Accountability and Autonomy

 

 

Photo by: David Ellis 

 Accountability and Autonomy

 

A client recently shared something he’d been reading. The thoughts/topics included in the reading come up regularly in conversations with family business participants. Rather than write my own version of these, I will let others speak for themselves…to you…in ways that both challenge and inspire you…at least that is my hope…

 

To set the stage, most of you are familiar with the three-circle model in family business, introduced by Tagiuri and Davis in 1980:

Given the three-circle model, you will see in the reading that the shareholders hold the capital when it comes to the CEO. The shareholders extend the “decision space” to the CEO. Then, the CEO holds the capital in relation to his/her Executive Team, and then extends the decision space to his/her Executive Team, and so on down the Org Chart of the business.

 

From the client’s reading (backdrop – the author is using, by way of illustration, military special forces units, as well as Warren Buffet/Berkshire Hathaway, the Bill and Melinda Gates Foundation, and the oversight of an investment portfolio to make his points regarding ACCOUNTABILITY and AUTONOMY):

 

General Stan McChrystal, who together with his chief of staff, Chris Fussell, led the U.S. military’s Joint Special Operations Command, observed that their job in running all of the special forces units in Afghanistan was to assess the various team captains’ credibility and then give them the appropriate amount of “decision space” based on that assessment. To allocate decision space they used a basic formula: credibility = proven competence plus relationships plus integrity.

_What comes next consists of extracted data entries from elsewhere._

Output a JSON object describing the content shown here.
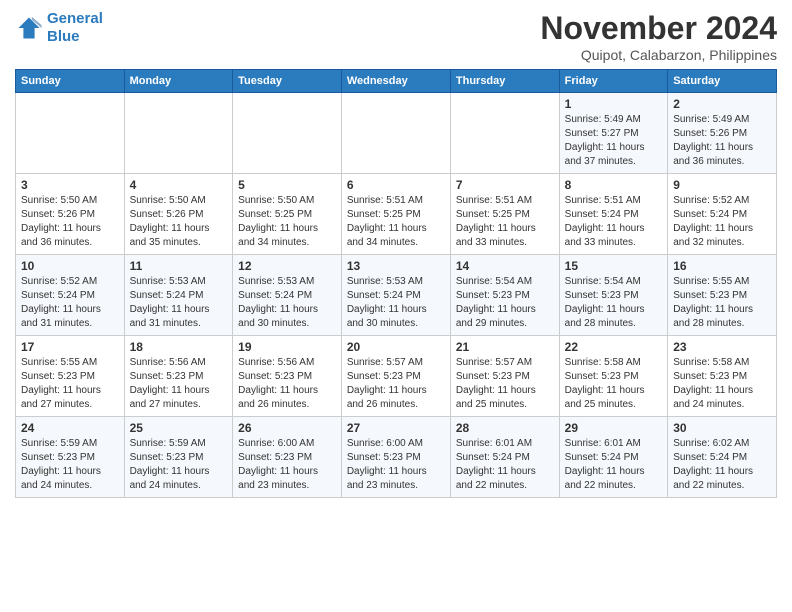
{
  "header": {
    "logo_line1": "General",
    "logo_line2": "Blue",
    "month": "November 2024",
    "location": "Quipot, Calabarzon, Philippines"
  },
  "weekdays": [
    "Sunday",
    "Monday",
    "Tuesday",
    "Wednesday",
    "Thursday",
    "Friday",
    "Saturday"
  ],
  "weeks": [
    [
      {
        "day": "",
        "info": ""
      },
      {
        "day": "",
        "info": ""
      },
      {
        "day": "",
        "info": ""
      },
      {
        "day": "",
        "info": ""
      },
      {
        "day": "",
        "info": ""
      },
      {
        "day": "1",
        "info": "Sunrise: 5:49 AM\nSunset: 5:27 PM\nDaylight: 11 hours\nand 37 minutes."
      },
      {
        "day": "2",
        "info": "Sunrise: 5:49 AM\nSunset: 5:26 PM\nDaylight: 11 hours\nand 36 minutes."
      }
    ],
    [
      {
        "day": "3",
        "info": "Sunrise: 5:50 AM\nSunset: 5:26 PM\nDaylight: 11 hours\nand 36 minutes."
      },
      {
        "day": "4",
        "info": "Sunrise: 5:50 AM\nSunset: 5:26 PM\nDaylight: 11 hours\nand 35 minutes."
      },
      {
        "day": "5",
        "info": "Sunrise: 5:50 AM\nSunset: 5:25 PM\nDaylight: 11 hours\nand 34 minutes."
      },
      {
        "day": "6",
        "info": "Sunrise: 5:51 AM\nSunset: 5:25 PM\nDaylight: 11 hours\nand 34 minutes."
      },
      {
        "day": "7",
        "info": "Sunrise: 5:51 AM\nSunset: 5:25 PM\nDaylight: 11 hours\nand 33 minutes."
      },
      {
        "day": "8",
        "info": "Sunrise: 5:51 AM\nSunset: 5:24 PM\nDaylight: 11 hours\nand 33 minutes."
      },
      {
        "day": "9",
        "info": "Sunrise: 5:52 AM\nSunset: 5:24 PM\nDaylight: 11 hours\nand 32 minutes."
      }
    ],
    [
      {
        "day": "10",
        "info": "Sunrise: 5:52 AM\nSunset: 5:24 PM\nDaylight: 11 hours\nand 31 minutes."
      },
      {
        "day": "11",
        "info": "Sunrise: 5:53 AM\nSunset: 5:24 PM\nDaylight: 11 hours\nand 31 minutes."
      },
      {
        "day": "12",
        "info": "Sunrise: 5:53 AM\nSunset: 5:24 PM\nDaylight: 11 hours\nand 30 minutes."
      },
      {
        "day": "13",
        "info": "Sunrise: 5:53 AM\nSunset: 5:24 PM\nDaylight: 11 hours\nand 30 minutes."
      },
      {
        "day": "14",
        "info": "Sunrise: 5:54 AM\nSunset: 5:23 PM\nDaylight: 11 hours\nand 29 minutes."
      },
      {
        "day": "15",
        "info": "Sunrise: 5:54 AM\nSunset: 5:23 PM\nDaylight: 11 hours\nand 28 minutes."
      },
      {
        "day": "16",
        "info": "Sunrise: 5:55 AM\nSunset: 5:23 PM\nDaylight: 11 hours\nand 28 minutes."
      }
    ],
    [
      {
        "day": "17",
        "info": "Sunrise: 5:55 AM\nSunset: 5:23 PM\nDaylight: 11 hours\nand 27 minutes."
      },
      {
        "day": "18",
        "info": "Sunrise: 5:56 AM\nSunset: 5:23 PM\nDaylight: 11 hours\nand 27 minutes."
      },
      {
        "day": "19",
        "info": "Sunrise: 5:56 AM\nSunset: 5:23 PM\nDaylight: 11 hours\nand 26 minutes."
      },
      {
        "day": "20",
        "info": "Sunrise: 5:57 AM\nSunset: 5:23 PM\nDaylight: 11 hours\nand 26 minutes."
      },
      {
        "day": "21",
        "info": "Sunrise: 5:57 AM\nSunset: 5:23 PM\nDaylight: 11 hours\nand 25 minutes."
      },
      {
        "day": "22",
        "info": "Sunrise: 5:58 AM\nSunset: 5:23 PM\nDaylight: 11 hours\nand 25 minutes."
      },
      {
        "day": "23",
        "info": "Sunrise: 5:58 AM\nSunset: 5:23 PM\nDaylight: 11 hours\nand 24 minutes."
      }
    ],
    [
      {
        "day": "24",
        "info": "Sunrise: 5:59 AM\nSunset: 5:23 PM\nDaylight: 11 hours\nand 24 minutes."
      },
      {
        "day": "25",
        "info": "Sunrise: 5:59 AM\nSunset: 5:23 PM\nDaylight: 11 hours\nand 24 minutes."
      },
      {
        "day": "26",
        "info": "Sunrise: 6:00 AM\nSunset: 5:23 PM\nDaylight: 11 hours\nand 23 minutes."
      },
      {
        "day": "27",
        "info": "Sunrise: 6:00 AM\nSunset: 5:23 PM\nDaylight: 11 hours\nand 23 minutes."
      },
      {
        "day": "28",
        "info": "Sunrise: 6:01 AM\nSunset: 5:24 PM\nDaylight: 11 hours\nand 22 minutes."
      },
      {
        "day": "29",
        "info": "Sunrise: 6:01 AM\nSunset: 5:24 PM\nDaylight: 11 hours\nand 22 minutes."
      },
      {
        "day": "30",
        "info": "Sunrise: 6:02 AM\nSunset: 5:24 PM\nDaylight: 11 hours\nand 22 minutes."
      }
    ]
  ]
}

I see the task of managing a pool of one family’s or foundation’s capital as essentially that same exerciseassess people’s credibility on a given activity, and then give them the appropriate amount of decision space based on that assessment.

What you need to do is assess your own credibility and that of potential partners, and then decide how to divide up the decision space over your capital. It’s important to take your own ego out of it and assess your own comparative advantage with clear eyes. Warren Buffett gave his entire savings to the Bill and Melinda Gates Foundation to manage his charitable giving; he had a quiet ego and saw that they could do it better than he could ever realistically do himself. Bill Gates owns a ton of Berkshire Hathaway because he knows that Buffett is much more credible on making investments than Gates will ever be himself.

 

Yet even as you divide up the decision space, you need to remember that no piece of it should ever be sharedone person owns each discrete decision space. Chris Fussell stresses that, in order for this structure to work, leaders and, in the special forces, “operators” must have a shared understanding of accountability and autonomy. In the special operations community, the most effective leader sends an implicit but clear message to the forces operating under him:

 

I understand the complexity of the environment. I understand that you must move faster than our structures allow for and that you understand your problems better than I ever could. I will create spaces for you to organically communicate and share information. I will empower you to make decisions and execute. I can help guide us on the path, but only you can win the war. I trust you to do that.

 

The no-man’s land, which we see people fall into all the time, is where the capital owner wants to have one foot on the playing field and one foot off, suggesting ideas to the manager of the capital without having to execute them. That puts the manager in a uniquely bad position: if they pursue the investment and it doesn’t work, they get the blame; if it does work, the owner gets the credit. Several prominent family offices have gone through way too many CIOs to count because of this dynamic; now no one credible will ever again take the job because they correctly realize that it’s a “tails you win, heads I lose” proposition. (And it’s already hard enough to get the best investors to work for you, since they know that they can usually make more on their own or as a partner in another firm than they will working for another principal.)

 

In Fussell’s description, the operator offers an implicit response back to the leader (or principal):

We understand that you’re building us the space to thrive but that it is ultimately our journey to take. We see you humbling yourself to the reality of the complex fight. We trust you to protect our ability to move with speed and adaptability. We will rise to the challenge and hold ourselves accountable to the outcome.

 

This message is remarkably similar to what the best performing investment managers communicate to their sources of capital and what we hope our clients hear from us. The bottom line is that giving your team captains both autonomy and accountability is critical.

 

Hoping your summer is off to a good start!